This is a great article in the current issue of Fortune Magazine that in 6 pages does a very good job of explaining what's wrong with the economy and why it is likely to take many years to fix it. The article is too long for me to excerpt so I will provide this
link instead.
However, I found within the article a discussion of quantative easing where the author does a pretty decent job of explaining what it is and how it works. I will excerpt that part below. Enjoy!
"The closest we're likely to come to free money is the Fed's proposed quantitative-easing moves to buy Treasury securities......Let's say the Fed buys $1 trillion of Treasury securities in the secondary market. Out of thin air, it creates $1 trillion in credit balances in the sellers' accounts. The sellers have $1 trillion more cash than they did, increasing the money supply. There is now $1 trillion less of publicly traded Treasuries, which props up their price. By contrast, if Goldman Sachs wanted to buy $1 trillion of Treasury securities, it would have to find $1 trillion of cash to pay for them. Sellers would have $1 trillion more cash than before, Goldman would have $1 trillion less. There would be no increase in the money supply or decrease in the Treasury supply.
If the Fed could buy endless amounts of Treasury securities without any side effects, it would be almost like free money. The securities would cost the Treasury little or nothing in the way of interest, because the Fed turns over its profits....to the Treasury. So if the Fed buys $1 trillion of 2.5%, 10-year Treasury notes, Treasury's $25 billion annual interest expense is offset by the $25 billion of extra profit the Fed would make, all (or almost all) of which would be turned over to the Treasury. See? Isn't that grand?

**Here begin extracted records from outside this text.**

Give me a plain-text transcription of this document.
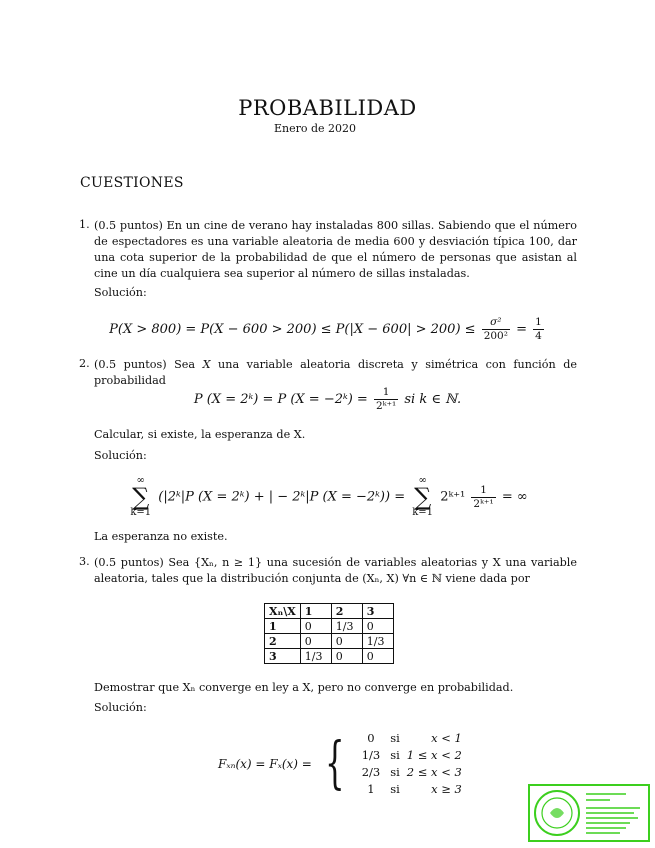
PROBABILIDAD
Enero de 2020
CUESTIONES
1. (0.5 puntos) En un cine de verano hay instaladas 800 sillas. Sabiendo que el número de espectadores es una variable aleatoria de media 600 y desviación típica 100, dar una cota superior de la probabilidad de que el número de personas que asistan al cine un día cualquiera sea superior al número de sillas instaladas.
Solución:
$P(X > 800) = P(X - 600 > 200) \le P(|X - 600| > 200) \le \frac{\text{σ²}}{\text{200²}} = \frac{1}{4}$
2. (0.5 puntos) Sea X una variable aleatoria discreta y simétrica con función de probabilidad
P (X = 2ᵏ) = P (X = −2ᵏ) = $\frac{1}{\text{2ᵏ⁺¹}}$ si k ∈ ℕ.
Calcular, si existe, la esperanza de X.
Solución:
∞
∑
k=1 (|2ᵏ|P (X = 2ᵏ) + | − 2ᵏ|P (X = −2ᵏ)) = ∞
∑
k=1 2ᵏ⁺¹ $\frac{1}{\text{2ᵏ⁺¹}}$ = ∞
La esperanza no existe.
3. (0.5 puntos) Sea {Xₙ, n ≥ 1} una sucesión de variables aleatorias y X una variable aleatoria, tales que la distribución conjunta de (Xₙ, X) ∀n ∈ ℕ viene dada por
Xₙ\X	1	2	3
1	0	1/3	0
2	0	0	1/3
3	1/3	0	0
Demostrar que Xₙ converge en ley a X, pero no converge en probabilidad.
Solución:
Fₓₙ(x) = Fₓ(x) = { 0	si	x < 1
1/3	si	1 ≤ x < 2
2/3	si	2 ≤ x < 3
1	si	x ≥ 3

There is, however, a problem. The Fed can't do that indefinitely without touching off inflation, debasing the dollar, or both. Markets are bigger and more powerful than the Fed. Consider the reaction of people like veteran Wall Street value investor Hugh Lamle of M.D. Sass to quantitative easing. "It's one thing to do $800 billion once," he says. "But if the federal government is going to print $1 trillion a year for five years, maybe I don't want to be in dollars." A second factor is that long-term rates are already so low that it's not clear how much stimulus you get from cutting them more. It's a big deal to cut interest rates to 5% from 8%. But at lower levels, the result is less dramatic. Do you think the difference between 3% and 2.5% is going to matter? Meanwhile, these ultralow rates are penalizing American savers -- especially retirees relying on CD income to supplement Social Security. They tend to spend all their income, and it's down sharply. That's one reason the economy is weak."